Enhanced anti-tumor effects of HPV16E7(49-57)-based vaccine by combined immunization with poly(I:C) and oxygen-regulated protein 150.

Background: It is well known that both heat shock protein (HSP) and Toll-like receptor (TLR)3 agonist polyinosinic:polycytidylic acid (poly(I:C)) are capable of promoting the antigen-specific immune responses. In the current study, we assessed whether the anti-tumor effects of the HPV16E7(49-57)-based vaccine can be elevated by combined applications of poly(I:C) and oxygen-regulated protein 150 (ORP150) in a mouse cervical cancer model.

Methods: Recombinant mouse ORP150 and HPV E7(49-57) peptide were combined to passively form the ORP150-E7(49-57) complex under heat shock conditions. The effects of ORP150-E7(49-57) complex plus poly(I:C) adjuvant on lymphocyte proliferation and functional cytotoxic T cells were investigated by methyl thiazolyl tetrazolium (MTT), ELISPOT, and non-radioactive cytotoxicity assays. Finally, the complex's therapeutic anti-tumor effects with and without adjuvant therapy were observed in a tumor challenge experiment.

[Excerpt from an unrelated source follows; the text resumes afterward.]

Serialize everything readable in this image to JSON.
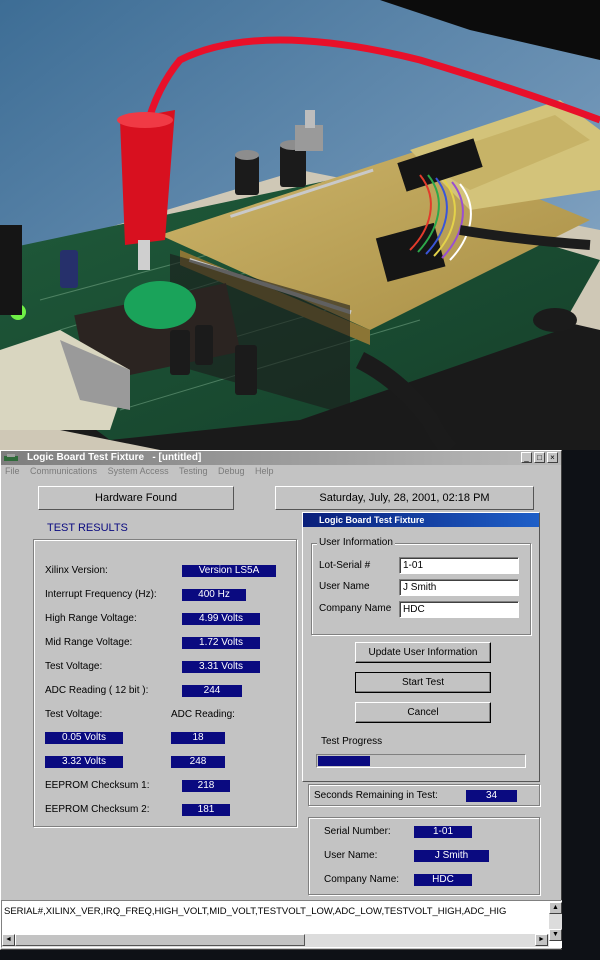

Results: This combination vaccine approach significantly enhanced the proliferation of splenocytes and induced strong E7(49-57)-specific CTL responses. More importantly, the ORP150-E7(49-57) complex plus poly(I:C) vaccine format demonstrated more potent anti-tumor effects than ORP150-E7(49-57) complex alone or E7(49-57) plus poly(I:C) in TC-1 tumor-bearing mice.

Conclusions: Both poly(I:C) and ORP150 chaperone can synergistically enhance the anti-tumor effects of the HPV16E7(49-57)-based vaccine in vitro and in vivo. This strategy provides a platform for the design of a tumor therapeutic vaccine capable of inducing an effective anti-tumor immune response.